Prospecting, development, optimization and clinical trial of new heterologous fibrin sealant derived from snake venom: From bench to the bedside
Joint Event on 2nd International Conference on Tissue Science and Molecular Biology, Stem Cells & Separation Techniques
June 06-07, 2019 | London, UK
Rui Seabra Ferreira Jr
Universidade Estadual Paulista (UNESP), Brazil
Posters & Accepted Abstracts : Biomed Res
To bridge the GAP between basic and applied sciences is needed to push forward disease research and therapeutics. What types of drug leads are truly“druggable”, sit in “patented bioproducts space” and can be pushed towards clinical trials? We present one successful translational case of bioproduct from laboratory bench to the bedside. Although animal toxins present excellent candidate molecules because they have high specificity for a cellular receptor without side effects, few drugs are approved for human use.
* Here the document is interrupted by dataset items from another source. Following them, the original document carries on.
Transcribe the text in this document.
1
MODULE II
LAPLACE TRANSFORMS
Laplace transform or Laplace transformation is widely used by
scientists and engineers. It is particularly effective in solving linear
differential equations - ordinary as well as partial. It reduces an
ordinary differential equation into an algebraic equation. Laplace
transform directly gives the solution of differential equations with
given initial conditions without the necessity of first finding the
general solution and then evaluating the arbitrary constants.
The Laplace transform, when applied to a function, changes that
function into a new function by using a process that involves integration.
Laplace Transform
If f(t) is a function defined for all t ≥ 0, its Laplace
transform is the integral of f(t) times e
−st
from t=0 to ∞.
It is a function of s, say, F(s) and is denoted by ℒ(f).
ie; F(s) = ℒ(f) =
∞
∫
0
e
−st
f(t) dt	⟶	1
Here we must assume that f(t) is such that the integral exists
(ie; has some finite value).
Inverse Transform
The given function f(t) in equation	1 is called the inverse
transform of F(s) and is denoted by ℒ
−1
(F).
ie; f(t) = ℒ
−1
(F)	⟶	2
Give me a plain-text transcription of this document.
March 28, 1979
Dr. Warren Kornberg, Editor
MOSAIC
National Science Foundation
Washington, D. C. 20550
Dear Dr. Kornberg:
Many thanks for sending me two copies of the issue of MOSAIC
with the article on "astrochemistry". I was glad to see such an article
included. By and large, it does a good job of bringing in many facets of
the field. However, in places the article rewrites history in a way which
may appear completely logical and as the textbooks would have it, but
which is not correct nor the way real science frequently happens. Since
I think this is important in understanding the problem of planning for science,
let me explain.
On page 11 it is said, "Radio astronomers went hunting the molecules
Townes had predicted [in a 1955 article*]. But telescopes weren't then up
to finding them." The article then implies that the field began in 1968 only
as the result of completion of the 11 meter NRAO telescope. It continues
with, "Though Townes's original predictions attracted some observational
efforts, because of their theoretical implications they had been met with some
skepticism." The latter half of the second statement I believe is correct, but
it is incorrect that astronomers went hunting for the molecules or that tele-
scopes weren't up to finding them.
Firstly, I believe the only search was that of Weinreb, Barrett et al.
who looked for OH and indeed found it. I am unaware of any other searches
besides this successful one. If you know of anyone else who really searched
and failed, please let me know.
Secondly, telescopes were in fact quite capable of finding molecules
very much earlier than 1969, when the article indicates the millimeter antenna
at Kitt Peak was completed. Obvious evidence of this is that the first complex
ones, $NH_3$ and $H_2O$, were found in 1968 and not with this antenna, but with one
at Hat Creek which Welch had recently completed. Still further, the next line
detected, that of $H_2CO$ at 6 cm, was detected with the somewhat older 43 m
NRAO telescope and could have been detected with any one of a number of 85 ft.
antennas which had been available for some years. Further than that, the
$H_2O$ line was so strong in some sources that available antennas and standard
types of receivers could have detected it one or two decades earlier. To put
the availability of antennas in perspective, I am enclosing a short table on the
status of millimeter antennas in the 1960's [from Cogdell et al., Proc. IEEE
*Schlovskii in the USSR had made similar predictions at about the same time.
Considering that infectious diseases could be transmitted via human blood a new heterologous fibrin sealant (HFS) is proposed, whose components are a serine protease (a thrombin-like enzyme) extracted from the venom of Crotalus durissus terrificus snakes and a fibrinogen-rich cryoprecipitate extracted from the blood of Bubalus bubalis buffaloes. This new bioproduct has been used as a coagulant, sealant, adhesive and recently as a scaffold candidate to bone and cartilage repair using mesenchymal stem cells. Thus, we show its pre-clinical applications aiming at repairing nervous system traumas and bone regeneration. Also, we have finished an innovative safety trial phase I/II to treat chronic venous ulcers concluding that the product is safe and clinically promising candidate for this purpose due its preliminary effectiveness.